作業に没頭していると「ずいぶんご機嫌だな」と声をかけられた。
グレン様は水浴びをしたらしく、さっぱりした様子だ。簡単な着替えも持ち歩いているらしい。なんと用意のいいことだろうか。
「わかります?」
「あぁ、鼻歌まで歌っていたからな」
「歌ってました?」
どうやらかなり浮かれていたらしい。
――恥ずかしいんですけど……。でも、仕方ないわ。思いがけず、こんなに素材を集められるなんて浮かれちゃうわよ。
「手伝おうか?」
「いえ、せっかくさっぱりしたのに悪いです。もうすぐ終わるので大丈夫ですよ」
素材はあらかた採り終わったので、あとは燃やしてしまうことにする。死体の状態が悪いものや、素材として価値がないものは採取しても仕方がない。
わたしは採り終わった残骸を一カ所に集め、油をかけて火をつけた。この油は錬金術で作ったものなのでよく燃えるし、消すのも簡単だ。
わたしは残った灰も瓶に詰めて鞄にいれた。採取はこれで良いだろう。
「あとは……」
わたしはグレン様の方に向き、傘を渡した。グレン様は不思議な顔をする。
「これは?」
「傘です」
「それはわかる。何のために?」
「雨が降るので傘をさしてください」
「??」
わけがわからないという顔をしながらもグレン様は傘をさした。
わたしは鞄から雨乞いの石を取り出す。こちらももちろん錬金術で作ったものだ。使用すれば100%ではないが、雨雲を呼び、雨を降らせることができる。

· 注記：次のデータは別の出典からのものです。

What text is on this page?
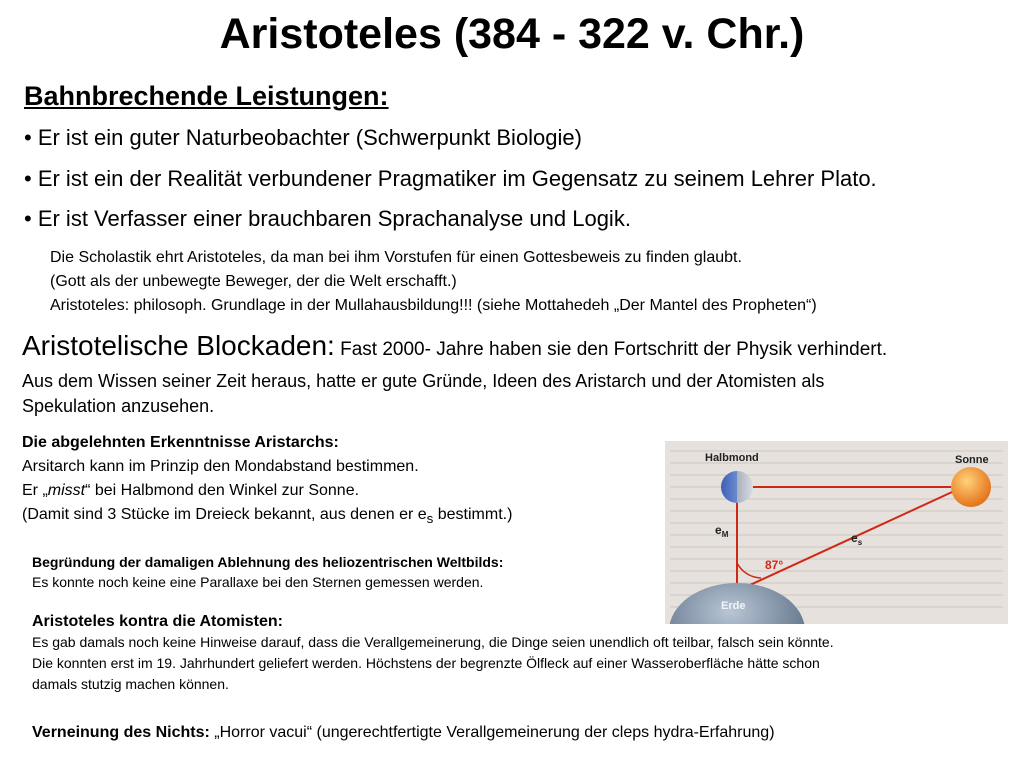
Aristoteles (384 - 322 v. Chr.)
Bahnbrechende Leistungen:
• Er ist ein guter Naturbeobachter (Schwerpunkt Biologie)
• Er ist ein der Realität verbundener Pragmatiker im Gegensatz zu seinem Lehrer Plato.
• Er ist Verfasser einer brauchbaren Sprachanalyse und Logik.
Die Scholastik ehrt Aristoteles, da man bei ihm Vorstufen für einen Gottesbeweis zu finden glaubt.
(Gott als der unbewegte Beweger, der die Welt erschafft.)
Aristoteles: philosoph. Grundlage in der Mullahausbildung!!! (siehe Mottahedeh „Der Mantel des Propheten“)
Aristotelische Blockaden: Fast 2000- Jahre haben sie den Fortschritt der Physik verhindert.
Aus dem Wissen seiner Zeit heraus, hatte er gute Gründe, Ideen des Aristarch und der Atomisten als
Spekulation anzusehen.
Die abgelehnten Erkenntnisse Aristarchs:
Arsitarch kann im Prinzip den Mondabstand bestimmen.
Er „misst“ bei Halbmond den Winkel zur Sonne.
(Damit sind 3 Stücke im Dreieck bekannt, aus denen er $e_s$ bestimmt.)
Begründung der damaligen Ablehnung des heliozentrischen Weltbilds:
Es konnte noch keine eine Parallaxe bei den Sternen gemessen werden.
Aristoteles kontra die Atomisten:
Es gab damals noch keine Hinweise darauf, dass die Verallgemeinerung, die Dinge seien unendlich oft teilbar, falsch sein könnte.
Die konnten erst im 19. Jahrhundert geliefert werden. Höchstens der begrenzte Ölfleck auf einer Wasseroberfläche hätte schon
damals stutzig machen können.
Verneinung des Nichts: „Horror vacui“ (ungerechtfertigte Verallgemeinerung der cleps hydra-Erfahrung)
Halbmond	Sonne
Erde
$e_M$	$e_s$
87°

グレン様が大量に魔物を倒したことで魔物の血や体液が飛び散っている。このままにはしておけないので片付ける必要がある。
わたしは雨を呼んで周囲を洗い流す。雨はわたしの合羽についた汚れも軽く洗い流してくれた。しっかり洗うのは帰ってからだ。
これで、ここに魔物が寄ってくることはないはずだ。
「こんなものかしら」
グレン様は局所的に降る雨を見ながら「錬金術はすごいな……」と呆然としていた。